Mais on ne peut pas tout prévoir. À Plazey, c'est la météo qui a été la grande responsable. En Belgique, c'est peut-être une chose à envisager à l'avenir. Le festival se déroulait à l'extérieur, dans un parc, et n'était donc pas vraiment accessible aux fauteuils roulants, car toute la zone était boueuse. C'était effectivement un obstacle.
A-t-il été difficile de penser à l'inclusion, de faire les ajustements nécessaires ?
Nora : Ce n'était pas trop difficile. Nous avons une petite équipe où tout le monde comprend l'importance et l'urgence de l'inclusion. Cependant, nous avons dû réfléchir à de nombreux aspects : le budget, notre rythme, notre façon de travailler... Après tout, les ajustements nécessitent du temps, de l'attention, une approche personnelle et des ressources financières. En tant que festival nomade, nous avons aussi nos limites : nous ne disposons pas de nos propres productions ou de notre propre lieu que nous pourrions adapter complètement. D'un autre côté, cela signifie que nous ne devons pas convaincre trop de gens de prendre des risques ou d'expérimenter et de trouver des solutions. Nous travaillons également avec des partenaires qui peuvent prendre en charge certaines adaptations après nos événements. De cette manière, nous pouvons espérer servir de tremplin et inspirer d'autres acteurs du secteur à devenir plus inclusifs.

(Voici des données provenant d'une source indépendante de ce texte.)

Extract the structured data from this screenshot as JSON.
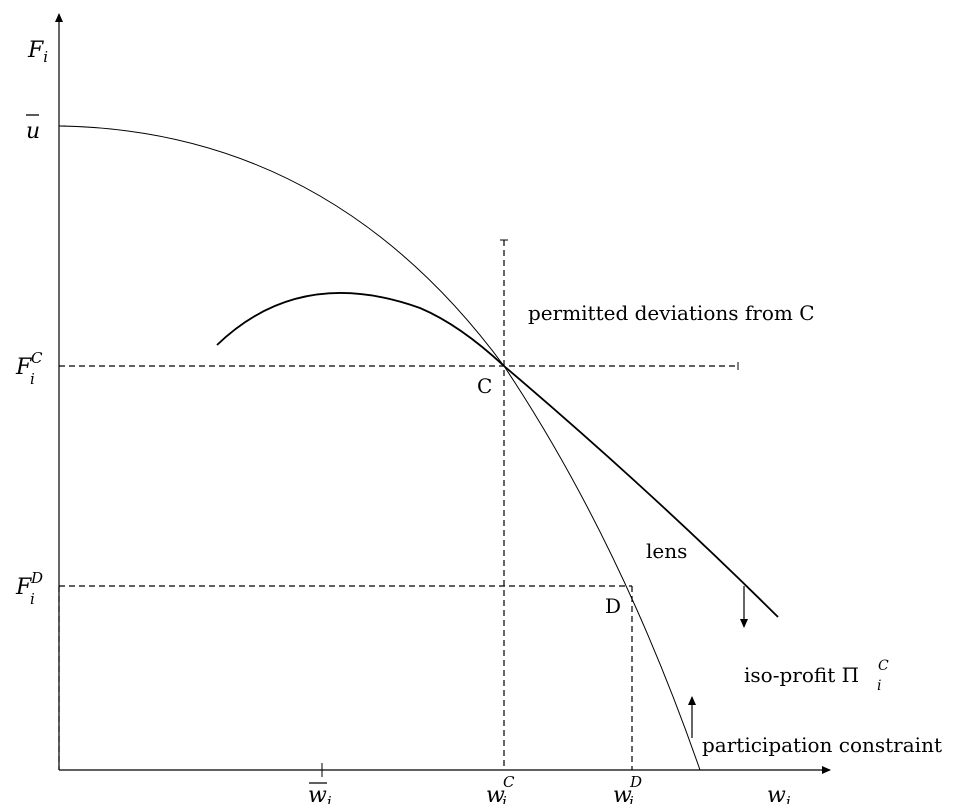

Expliquez clairement qu'une question ou une demande supplémentaire concernant l'accessibilité n'est pas un fardeau supplémentaire. C'est le fait que votre lieu ne soit pas accessible à ces personnes qui constitue un fardeau.
- Nora
Avez-vous des conseils à donner au secteur culturel ? Comment travailler sur l'inclusion ?
Katrien : Il est particulièrement important d'y penser à l'avance. Que quelqu'un au sein de votre organisation ou de votre événement soit chargé de réfléchir à la manière d'attirer un public plus large. Quelles sont les mesures à prendre pour rendre le lieu accessible ? Comment la programmation peut-elle être adaptée pour permettre à un plus grand nombre de personnes d’y participer?

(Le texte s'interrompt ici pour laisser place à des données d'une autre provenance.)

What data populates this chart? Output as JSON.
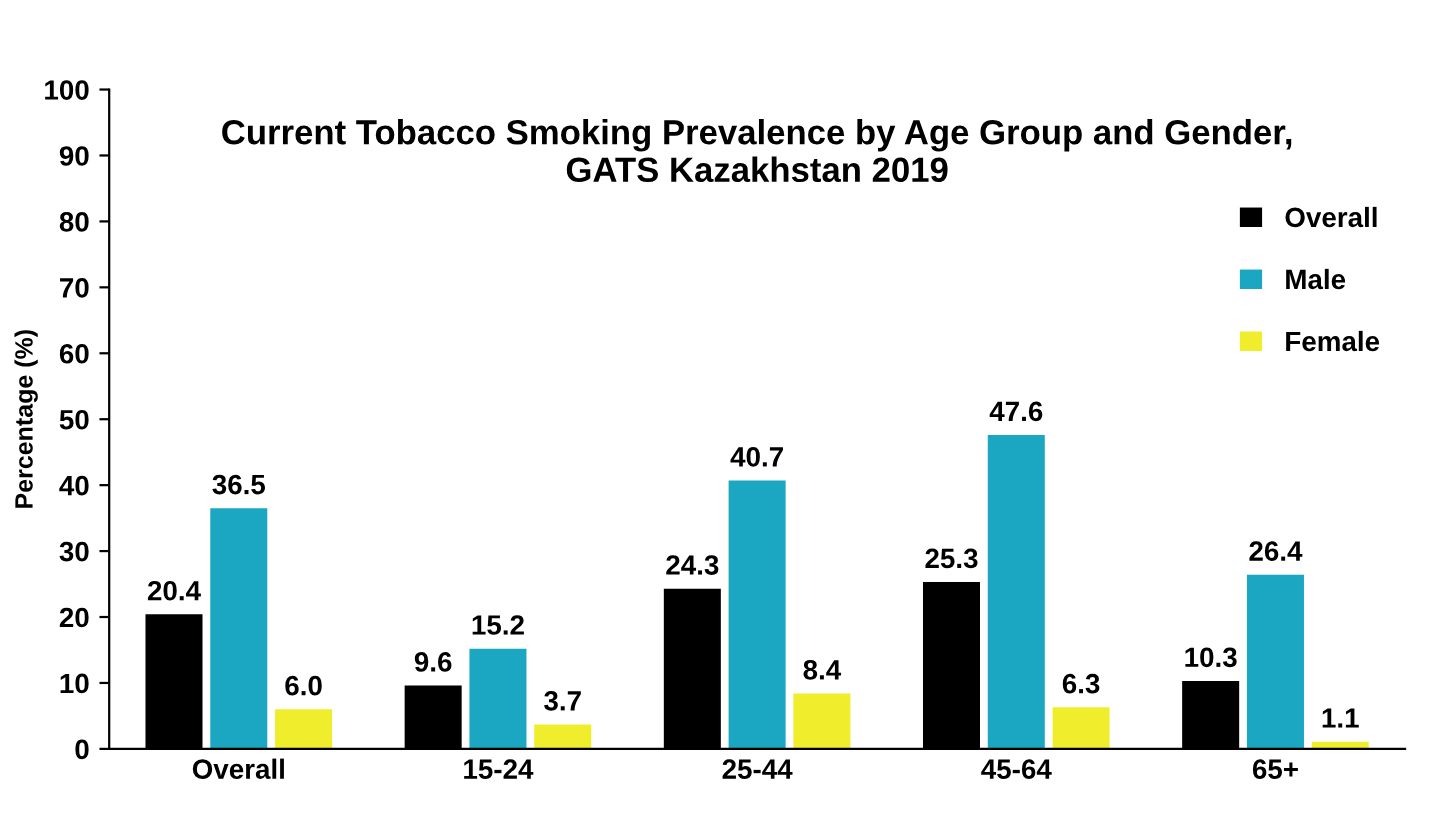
{
  "chart_data": {
    "type": "bar",
    "title": "Current Tobacco Smoking Prevalence by Age Group and Gender,\nGATS Kazakhstan 2019",
    "ylabel": "Percentage (%)",
    "categories": [
      "Overall",
      "15-24",
      "25-44",
      "45-64",
      "65+"
    ],
    "series": [
      {
        "name": "Overall",
        "color": "#000000",
        "values": [
          20.4,
          9.6,
          24.3,
          25.3,
          10.3
        ]
      },
      {
        "name": "Male",
        "color": "#1ba7c1",
        "values": [
          36.5,
          15.2,
          40.7,
          47.6,
          26.4
        ]
      },
      {
        "name": "Female",
        "color": "#f0ee2c",
        "values": [
          6.0,
          3.7,
          8.4,
          6.3,
          1.1
        ]
      }
    ],
    "value_labels": [
      [
        "20.4",
        "9.6",
        "24.3",
        "25.3",
        "10.3"
      ],
      [
        "36.5",
        "15.2",
        "40.7",
        "47.6",
        "26.4"
      ],
      [
        "6.0",
        "3.7",
        "8.4",
        "6.3",
        "1.1"
      ]
    ],
    "ylim": [
      0,
      100
    ],
    "yticks": [
      0,
      10,
      20,
      30,
      40,
      50,
      60,
      70,
      80,
      90,
      100
    ],
    "grid": false,
    "legend": "top right"
  }
}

Nora : Il est préférable de communiquer de manière très transparente sur ce qui est accessible dans votre programme et pour qui. De cette manière, les personnes en situation d’handicap n'auront pas à se demander, à partir d'un texte promotionnel artistique ou du descriptif d'un spectacle, si celui-ci leur est accessible. Prenez le temps de réfléchir aux différents besoins qui peuvent exister et aux informations qu'il est pertinent de communiquer. Y aura-t-il des bruits forts ? Y aura-t-il des éclairs de lumière inattendus ? Y a-t-il une description audio ? Le lieu est-il accessible aux fauteuils roulants ? Que devez-vous faire si vous venez assister au spectacle en fauteuil roulant ? Expliquez clairement qu'une question ou une demande supplémentaire concernant l'accessibilité n'est pas un fardeau supplémentaire. C'est le fait que votre salle ne soit pas accessible à ces personnes qui constitue un fardeau.
Rashed : Je pense qu'un autre aspect important est l'interaction personnelle. J'essaie de me présenter partout comme Rashed la personne. Je ne peux rien contre le fait que j'ai un handicap et je ne le cache pas. Mais à part cela, j'essaie de me présenter en tant que personne autant que possible. Lorsque vous voyez quelque chose qui ne va pas, c'est bien que les gens vous demandent comment ils peuvent vous aider. Ce qui est encore plus agréable, c'est que les gens me demandent après un spectacle ce que j'en ai pensé.